Dao-AILab / flash-attention

Fast and memory-efficient exact attention
BSD 3-Clause "New" or "Revised" License
13.35k stars 1.21k forks source link

[Feature request] attn_mask support #119

Open junjie18 opened 1 year ago

junjie18 commented 1 year ago

Hi, thanks for your great work. Would you be willing to support attn_mask in flash attention. Since Query Denoise[1, 2] seems to be a common practice in Computer Vision tasks.

[1] Li F, Zhang H, Liu S, et al. Dn-detr: Accelerate detr training by introducing query denoising [2] Zhang H, Li F, Liu S, et al. Dino: Detr with improved denoising anchor boxes for end-to-end object detection

tridao commented 1 year ago

The Triton implementation in this repo supports attention bias.

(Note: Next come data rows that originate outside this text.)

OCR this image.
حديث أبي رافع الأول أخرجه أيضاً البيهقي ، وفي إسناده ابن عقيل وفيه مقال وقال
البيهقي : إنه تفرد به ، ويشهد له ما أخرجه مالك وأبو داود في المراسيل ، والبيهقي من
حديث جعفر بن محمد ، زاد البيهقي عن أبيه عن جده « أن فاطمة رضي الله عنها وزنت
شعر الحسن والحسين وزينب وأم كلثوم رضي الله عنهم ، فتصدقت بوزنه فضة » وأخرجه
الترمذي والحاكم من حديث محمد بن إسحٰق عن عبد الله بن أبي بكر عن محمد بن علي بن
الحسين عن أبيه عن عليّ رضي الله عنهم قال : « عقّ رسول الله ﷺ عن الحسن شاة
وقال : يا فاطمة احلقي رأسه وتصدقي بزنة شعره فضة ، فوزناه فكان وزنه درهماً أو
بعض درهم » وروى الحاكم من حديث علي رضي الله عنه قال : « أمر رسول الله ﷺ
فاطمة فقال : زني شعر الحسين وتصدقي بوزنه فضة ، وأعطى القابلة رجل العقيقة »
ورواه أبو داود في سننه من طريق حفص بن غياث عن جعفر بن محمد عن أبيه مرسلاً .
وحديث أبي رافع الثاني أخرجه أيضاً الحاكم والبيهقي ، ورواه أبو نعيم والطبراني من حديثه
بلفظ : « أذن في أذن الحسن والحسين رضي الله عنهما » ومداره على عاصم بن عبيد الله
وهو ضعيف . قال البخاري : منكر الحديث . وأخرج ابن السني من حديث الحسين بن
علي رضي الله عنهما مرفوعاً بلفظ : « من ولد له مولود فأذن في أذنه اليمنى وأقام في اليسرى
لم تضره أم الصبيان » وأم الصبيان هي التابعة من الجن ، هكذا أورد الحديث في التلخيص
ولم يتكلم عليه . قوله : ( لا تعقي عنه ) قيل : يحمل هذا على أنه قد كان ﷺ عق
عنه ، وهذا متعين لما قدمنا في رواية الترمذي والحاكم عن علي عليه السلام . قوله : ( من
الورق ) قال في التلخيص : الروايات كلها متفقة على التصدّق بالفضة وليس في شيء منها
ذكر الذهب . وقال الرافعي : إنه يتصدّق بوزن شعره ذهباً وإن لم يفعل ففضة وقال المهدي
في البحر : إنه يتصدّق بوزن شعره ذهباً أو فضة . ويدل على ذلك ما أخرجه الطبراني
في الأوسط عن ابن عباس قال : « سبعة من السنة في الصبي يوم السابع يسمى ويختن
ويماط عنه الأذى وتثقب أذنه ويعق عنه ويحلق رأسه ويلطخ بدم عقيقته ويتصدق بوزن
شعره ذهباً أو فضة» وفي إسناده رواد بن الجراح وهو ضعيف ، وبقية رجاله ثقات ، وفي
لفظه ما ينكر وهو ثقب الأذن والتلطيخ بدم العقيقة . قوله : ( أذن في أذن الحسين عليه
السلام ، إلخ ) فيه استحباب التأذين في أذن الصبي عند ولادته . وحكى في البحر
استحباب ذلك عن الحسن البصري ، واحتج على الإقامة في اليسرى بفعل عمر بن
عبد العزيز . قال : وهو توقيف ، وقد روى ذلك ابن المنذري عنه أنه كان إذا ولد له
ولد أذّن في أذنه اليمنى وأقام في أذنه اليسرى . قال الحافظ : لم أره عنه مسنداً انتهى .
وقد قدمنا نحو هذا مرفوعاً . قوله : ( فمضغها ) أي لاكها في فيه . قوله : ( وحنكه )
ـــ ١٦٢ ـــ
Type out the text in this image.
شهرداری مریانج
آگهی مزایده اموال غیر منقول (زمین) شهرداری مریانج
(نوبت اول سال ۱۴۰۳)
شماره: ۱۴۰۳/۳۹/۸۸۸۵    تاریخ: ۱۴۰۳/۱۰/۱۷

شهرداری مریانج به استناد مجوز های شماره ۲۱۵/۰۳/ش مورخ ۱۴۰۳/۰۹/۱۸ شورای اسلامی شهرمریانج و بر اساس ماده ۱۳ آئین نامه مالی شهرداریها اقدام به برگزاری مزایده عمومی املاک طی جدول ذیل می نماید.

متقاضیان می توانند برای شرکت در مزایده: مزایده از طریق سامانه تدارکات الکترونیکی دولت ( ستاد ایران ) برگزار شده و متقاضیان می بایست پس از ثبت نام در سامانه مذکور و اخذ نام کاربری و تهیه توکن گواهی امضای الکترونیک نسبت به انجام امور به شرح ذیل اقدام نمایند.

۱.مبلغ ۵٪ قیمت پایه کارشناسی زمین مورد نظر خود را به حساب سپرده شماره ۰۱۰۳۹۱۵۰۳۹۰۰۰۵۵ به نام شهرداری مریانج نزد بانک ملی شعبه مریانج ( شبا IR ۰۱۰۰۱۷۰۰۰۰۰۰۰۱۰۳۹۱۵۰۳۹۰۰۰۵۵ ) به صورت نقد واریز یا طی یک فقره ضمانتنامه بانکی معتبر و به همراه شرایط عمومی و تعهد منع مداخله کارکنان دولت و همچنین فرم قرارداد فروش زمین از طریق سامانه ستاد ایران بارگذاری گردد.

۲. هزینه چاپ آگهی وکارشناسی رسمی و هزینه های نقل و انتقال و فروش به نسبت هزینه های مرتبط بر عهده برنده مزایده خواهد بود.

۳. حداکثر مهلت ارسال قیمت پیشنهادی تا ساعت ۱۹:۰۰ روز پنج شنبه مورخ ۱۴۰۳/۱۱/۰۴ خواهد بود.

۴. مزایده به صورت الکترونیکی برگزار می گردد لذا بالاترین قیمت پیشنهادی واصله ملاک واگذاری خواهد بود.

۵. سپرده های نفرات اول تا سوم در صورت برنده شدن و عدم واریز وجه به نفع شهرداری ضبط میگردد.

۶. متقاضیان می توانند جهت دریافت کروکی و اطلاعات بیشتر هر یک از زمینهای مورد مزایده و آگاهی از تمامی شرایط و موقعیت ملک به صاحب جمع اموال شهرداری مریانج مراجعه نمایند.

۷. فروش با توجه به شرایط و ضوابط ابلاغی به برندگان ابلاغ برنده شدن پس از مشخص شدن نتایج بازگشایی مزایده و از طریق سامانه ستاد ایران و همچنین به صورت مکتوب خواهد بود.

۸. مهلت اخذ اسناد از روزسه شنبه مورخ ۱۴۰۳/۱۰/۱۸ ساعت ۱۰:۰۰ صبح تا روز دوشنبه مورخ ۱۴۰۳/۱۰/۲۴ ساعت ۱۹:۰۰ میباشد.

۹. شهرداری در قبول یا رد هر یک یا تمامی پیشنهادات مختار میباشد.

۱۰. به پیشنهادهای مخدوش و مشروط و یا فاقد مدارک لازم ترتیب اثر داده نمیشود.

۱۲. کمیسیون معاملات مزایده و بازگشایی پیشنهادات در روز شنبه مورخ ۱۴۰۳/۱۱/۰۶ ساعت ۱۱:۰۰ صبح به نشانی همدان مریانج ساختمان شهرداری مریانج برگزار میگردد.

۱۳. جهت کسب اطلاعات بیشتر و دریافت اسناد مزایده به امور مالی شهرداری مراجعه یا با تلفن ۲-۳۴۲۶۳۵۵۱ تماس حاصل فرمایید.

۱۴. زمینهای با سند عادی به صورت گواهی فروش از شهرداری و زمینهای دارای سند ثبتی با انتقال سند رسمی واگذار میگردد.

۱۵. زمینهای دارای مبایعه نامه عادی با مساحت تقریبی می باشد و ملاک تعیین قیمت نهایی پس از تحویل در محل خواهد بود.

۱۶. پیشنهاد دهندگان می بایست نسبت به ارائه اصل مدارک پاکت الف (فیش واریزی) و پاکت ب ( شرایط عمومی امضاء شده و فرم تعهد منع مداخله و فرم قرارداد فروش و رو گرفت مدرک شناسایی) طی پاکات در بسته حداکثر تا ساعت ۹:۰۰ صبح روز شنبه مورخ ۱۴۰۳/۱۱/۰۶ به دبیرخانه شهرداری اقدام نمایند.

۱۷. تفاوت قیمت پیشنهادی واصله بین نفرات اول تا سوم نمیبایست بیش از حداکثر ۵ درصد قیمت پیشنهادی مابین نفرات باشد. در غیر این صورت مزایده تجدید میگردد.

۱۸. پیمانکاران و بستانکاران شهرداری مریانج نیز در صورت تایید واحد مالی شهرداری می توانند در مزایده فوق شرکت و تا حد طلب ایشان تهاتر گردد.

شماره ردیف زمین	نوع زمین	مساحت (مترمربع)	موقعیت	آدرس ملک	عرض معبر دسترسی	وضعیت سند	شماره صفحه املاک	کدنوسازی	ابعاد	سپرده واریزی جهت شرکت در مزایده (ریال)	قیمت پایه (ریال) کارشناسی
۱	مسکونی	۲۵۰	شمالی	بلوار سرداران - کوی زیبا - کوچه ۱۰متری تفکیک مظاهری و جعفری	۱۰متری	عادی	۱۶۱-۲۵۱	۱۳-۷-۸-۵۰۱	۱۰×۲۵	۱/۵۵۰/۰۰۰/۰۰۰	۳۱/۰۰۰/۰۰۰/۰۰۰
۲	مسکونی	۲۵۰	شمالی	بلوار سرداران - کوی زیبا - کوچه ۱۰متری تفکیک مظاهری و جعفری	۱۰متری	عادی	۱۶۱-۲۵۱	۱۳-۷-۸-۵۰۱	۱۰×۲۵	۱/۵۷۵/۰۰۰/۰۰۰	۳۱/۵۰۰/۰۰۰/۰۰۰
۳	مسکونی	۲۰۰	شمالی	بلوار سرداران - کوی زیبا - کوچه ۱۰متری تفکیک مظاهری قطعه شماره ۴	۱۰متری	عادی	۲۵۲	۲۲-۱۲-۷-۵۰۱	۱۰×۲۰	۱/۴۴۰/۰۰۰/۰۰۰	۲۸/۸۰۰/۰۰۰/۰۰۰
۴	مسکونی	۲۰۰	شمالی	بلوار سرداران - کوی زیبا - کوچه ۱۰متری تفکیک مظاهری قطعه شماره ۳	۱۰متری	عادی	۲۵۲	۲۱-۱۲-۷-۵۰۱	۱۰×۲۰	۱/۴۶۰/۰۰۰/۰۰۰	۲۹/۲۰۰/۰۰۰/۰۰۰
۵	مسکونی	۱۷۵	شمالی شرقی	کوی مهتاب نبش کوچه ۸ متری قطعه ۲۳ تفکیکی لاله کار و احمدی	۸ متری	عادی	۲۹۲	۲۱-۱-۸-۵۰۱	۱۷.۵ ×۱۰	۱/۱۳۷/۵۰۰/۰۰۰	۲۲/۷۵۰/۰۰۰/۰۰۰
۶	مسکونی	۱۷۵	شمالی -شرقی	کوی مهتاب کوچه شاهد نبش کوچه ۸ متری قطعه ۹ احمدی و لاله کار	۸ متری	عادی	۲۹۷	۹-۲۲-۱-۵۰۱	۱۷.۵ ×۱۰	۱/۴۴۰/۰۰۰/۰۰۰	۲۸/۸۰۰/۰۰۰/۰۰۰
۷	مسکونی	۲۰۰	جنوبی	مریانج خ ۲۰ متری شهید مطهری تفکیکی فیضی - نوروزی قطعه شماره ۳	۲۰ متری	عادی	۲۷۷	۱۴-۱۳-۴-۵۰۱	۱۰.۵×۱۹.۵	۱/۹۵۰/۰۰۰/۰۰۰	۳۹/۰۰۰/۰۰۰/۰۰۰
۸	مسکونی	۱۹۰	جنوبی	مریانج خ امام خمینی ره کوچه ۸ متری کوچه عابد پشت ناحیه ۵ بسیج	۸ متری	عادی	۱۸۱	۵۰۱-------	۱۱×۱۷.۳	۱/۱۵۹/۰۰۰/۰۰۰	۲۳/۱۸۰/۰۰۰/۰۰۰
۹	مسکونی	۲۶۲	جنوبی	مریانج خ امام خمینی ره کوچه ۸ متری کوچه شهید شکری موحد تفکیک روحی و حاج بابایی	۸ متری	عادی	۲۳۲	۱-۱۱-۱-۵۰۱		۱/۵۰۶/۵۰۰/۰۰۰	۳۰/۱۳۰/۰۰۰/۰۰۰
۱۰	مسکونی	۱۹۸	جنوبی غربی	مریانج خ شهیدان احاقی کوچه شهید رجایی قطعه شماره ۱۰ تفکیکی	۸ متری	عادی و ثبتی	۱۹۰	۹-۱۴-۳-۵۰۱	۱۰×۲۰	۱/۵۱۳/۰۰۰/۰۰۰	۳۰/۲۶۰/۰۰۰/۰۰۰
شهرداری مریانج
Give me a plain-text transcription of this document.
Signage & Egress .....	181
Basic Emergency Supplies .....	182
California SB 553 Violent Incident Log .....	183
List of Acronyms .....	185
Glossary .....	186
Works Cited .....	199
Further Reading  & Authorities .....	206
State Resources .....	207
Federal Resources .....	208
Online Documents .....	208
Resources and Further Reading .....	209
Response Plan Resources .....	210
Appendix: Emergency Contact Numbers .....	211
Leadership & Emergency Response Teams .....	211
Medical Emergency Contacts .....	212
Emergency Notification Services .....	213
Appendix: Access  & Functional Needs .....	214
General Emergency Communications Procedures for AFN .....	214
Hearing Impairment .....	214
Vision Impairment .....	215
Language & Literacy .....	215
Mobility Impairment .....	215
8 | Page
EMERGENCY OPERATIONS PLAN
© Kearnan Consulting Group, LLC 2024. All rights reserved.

However it's an experimental feature, as I sometimes see race conditions (due to the Triton compiler) in the backward pass with attention bias. The Triton team has just rewritten their backend so things might be more stable, but I haven't tried.

vadimkantorov commented 1 year ago

@tridao also perf-wise, how does Triton impl compare to your custom cutlass impl? are there any recent evidence on the backward issues solved in more recent tritons?

tridao commented 1 year ago

Speed should be around the same. Idk about recent triton versions, I haven't had the time to test.